How you can replicate it
While Seattle’s Snow Day was the first of its kind, Neil says he can imagine similar events happening all over the world. He says the spirit of Snow Day is something everyone can relate to, and provides a healthy way to bring communities together.
If you’d like to bring a Snow Day to your community, consider these lessons from Neil and his team. Remember that Neil started this without any official institutional backing. He does have entrepreneurial skills, a pretty high risk tolerance, and a great network of supporters, but he says there’s no reason others can’t achieve the same kind of success.
- Think big. A Snow Day that attracted 100 people wouldn’t have made nearly the impact that this 6,000-person exercise in “managed chaos” (Neil’s words) had. When the team realized they had the potential to break a world record, they knew they had to pull out all the stops.
- Get your ducks in a row. Neil refers to the date and the venue as the “anchor pieces,” around which everything else needs to work, so deal with those first. He recommends securing an iconic venue, like the Seattle Center, as a backdrop. For a risky endeavour like Snow Day, you need to make sure you’re properly insured. Do your research. As Neil says, “You don’t just call up Allstate and say, ‘Hey, we’re having the world’s largest snowball fight.’”
- Make your own high-quality snow. Neil says if he organizes another Snow Day, he won’t bring in 160,000 pounds of snow in 34 dump trucks like he did this year. Instead, he’d investigate the several ways to create snow on site.
- Do your homework. Neil and his team are now experts on snow. They read studies on the dangers of snowball fights (they made sure goggles were available at the event after learning that eye lacerations are the number one cause of injuries during snowball fights). They conducted snow-quality tests in the Cascade mountains, and did scenario planning (how would various weather conditions affect the event?). They took the details seriously.

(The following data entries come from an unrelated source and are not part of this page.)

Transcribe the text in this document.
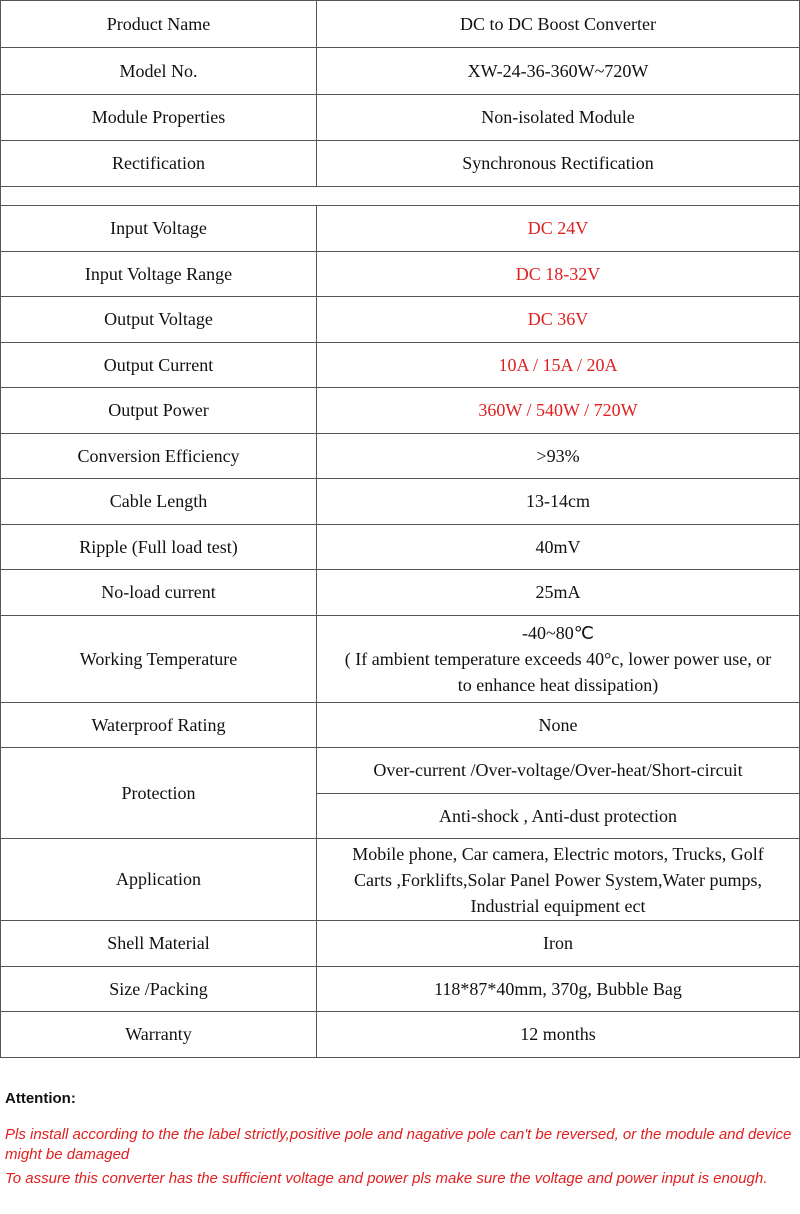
Product Name	DC to DC Boost Converter
Model No.	XW-24-36-360W~720W
Module Properties	Non-isolated Module
Rectification	Synchronous Rectification

Input Voltage	DC 24V
Input Voltage Range	DC 18-32V
Output Voltage	DC 36V
Output Current	10A / 15A / 20A
Output Power	360W / 540W / 720W
Conversion Efficiency	>93%
Cable Length	13-14cm
Ripple (Full load test)	40mV
No-load current	25mA
Working Temperature	-40~80℃
( If ambient temperature exceeds 40°c, lower power use, or
to enhance heat dissipation)

Waterproof Rating	None
Protection	Over-current /Over-voltage/Over-heat/Short-circuit
	Anti-shock , Anti-dust protection
Application	Mobile phone, Car camera, Electric motors, Trucks, Golf
Carts ,Forklifts,Solar Panel Power System,Water pumps,
Industrial equipment ect

Shell Material	Iron
Size /Packing	118*87*40mm, 370g, Bubble Bag
Warranty	12 months
Attention:
Pls install according to the the label strictly,positive pole and nagative pole can't be reversed, or the module and device might be damaged
To assure this converter has the sufficient voltage and power pls make sure the voltage and power input is enough.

- Leverage every resource you can. Neil relied on the time and skills of his committed team of friends. He made use of personal connections to convince 36 corporate sponsors to get on board with an unprecedented, and, frankly, rather risky, endeavor. The team used their personal networks to blow up social media, eventually selling out the event a week in advance. They got a radio partner on board, and benefited from the free promotion. Neil believes creating mutually beneficial relationships was the key to getting the promotion he needed.

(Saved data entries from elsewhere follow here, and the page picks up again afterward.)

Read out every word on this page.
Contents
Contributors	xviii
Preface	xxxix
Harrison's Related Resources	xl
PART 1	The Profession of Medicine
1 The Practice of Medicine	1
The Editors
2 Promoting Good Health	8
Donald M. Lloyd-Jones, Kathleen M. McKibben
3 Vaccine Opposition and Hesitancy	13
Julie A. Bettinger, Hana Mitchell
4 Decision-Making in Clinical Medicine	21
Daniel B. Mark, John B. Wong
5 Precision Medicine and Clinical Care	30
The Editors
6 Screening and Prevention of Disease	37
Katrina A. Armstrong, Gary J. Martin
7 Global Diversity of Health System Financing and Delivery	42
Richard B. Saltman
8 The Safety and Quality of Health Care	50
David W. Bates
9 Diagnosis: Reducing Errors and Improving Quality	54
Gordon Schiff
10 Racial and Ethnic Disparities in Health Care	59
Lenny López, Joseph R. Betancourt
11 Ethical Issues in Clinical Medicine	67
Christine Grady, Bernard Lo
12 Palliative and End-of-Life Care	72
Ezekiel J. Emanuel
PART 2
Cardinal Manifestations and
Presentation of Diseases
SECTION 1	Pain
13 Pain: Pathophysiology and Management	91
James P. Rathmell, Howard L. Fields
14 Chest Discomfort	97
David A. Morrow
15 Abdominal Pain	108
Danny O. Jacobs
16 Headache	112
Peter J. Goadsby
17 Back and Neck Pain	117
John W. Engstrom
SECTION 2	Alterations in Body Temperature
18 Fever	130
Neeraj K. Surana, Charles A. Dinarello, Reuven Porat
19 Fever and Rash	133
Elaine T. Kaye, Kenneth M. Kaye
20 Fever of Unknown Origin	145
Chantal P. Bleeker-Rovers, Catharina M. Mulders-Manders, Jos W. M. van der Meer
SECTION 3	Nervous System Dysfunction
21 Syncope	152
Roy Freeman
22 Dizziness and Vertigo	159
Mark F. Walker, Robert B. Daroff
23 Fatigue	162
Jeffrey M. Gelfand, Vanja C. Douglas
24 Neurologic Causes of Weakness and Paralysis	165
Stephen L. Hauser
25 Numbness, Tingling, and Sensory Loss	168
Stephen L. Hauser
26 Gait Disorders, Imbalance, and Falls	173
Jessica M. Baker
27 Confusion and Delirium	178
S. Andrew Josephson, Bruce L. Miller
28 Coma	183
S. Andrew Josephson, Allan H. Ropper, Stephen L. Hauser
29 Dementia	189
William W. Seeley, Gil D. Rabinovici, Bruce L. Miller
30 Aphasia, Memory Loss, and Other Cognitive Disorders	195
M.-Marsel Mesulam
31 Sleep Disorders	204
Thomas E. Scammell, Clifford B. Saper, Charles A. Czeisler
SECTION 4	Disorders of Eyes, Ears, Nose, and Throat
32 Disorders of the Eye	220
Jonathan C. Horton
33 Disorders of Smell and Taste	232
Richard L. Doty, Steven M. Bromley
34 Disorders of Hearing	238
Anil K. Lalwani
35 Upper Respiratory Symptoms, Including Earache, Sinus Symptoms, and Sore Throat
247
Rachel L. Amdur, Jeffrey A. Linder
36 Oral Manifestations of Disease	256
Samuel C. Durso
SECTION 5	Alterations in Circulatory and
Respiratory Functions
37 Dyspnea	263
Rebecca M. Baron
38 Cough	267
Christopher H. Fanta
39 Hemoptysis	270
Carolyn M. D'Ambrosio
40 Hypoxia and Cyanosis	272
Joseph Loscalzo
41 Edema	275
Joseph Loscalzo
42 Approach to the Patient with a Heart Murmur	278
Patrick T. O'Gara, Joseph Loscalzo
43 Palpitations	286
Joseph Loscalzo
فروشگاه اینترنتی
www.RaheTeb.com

- Build a strong brand. Neil managed to get the “Snow.co” domain and the @SnowDay twitter handle, which he says added to the legitimacy of the event from the get go.
- Be prepared for a lot of work. Everyone on Neil’s team had a full-time job, in addition to their Snow Day responsibilities. Neil reports, “There was a team of six of us that were working all the time. I probably put in 80 hours per week for the five or six weeks leading up to the event. I loved the idea, and I wanted to make it happen.”
A month before the event, with 4,000 tickets sold, the Snow Day team still didn’t know how they were going to transport the 160,000 pounds of snow needed.
“The difficult part is maintaining the confidence that you’re going to find a way,” Neil finally says. “If you have a vision, you’re going to give everything it takes to deliver on that vision, even though you don’t always have all the answers.”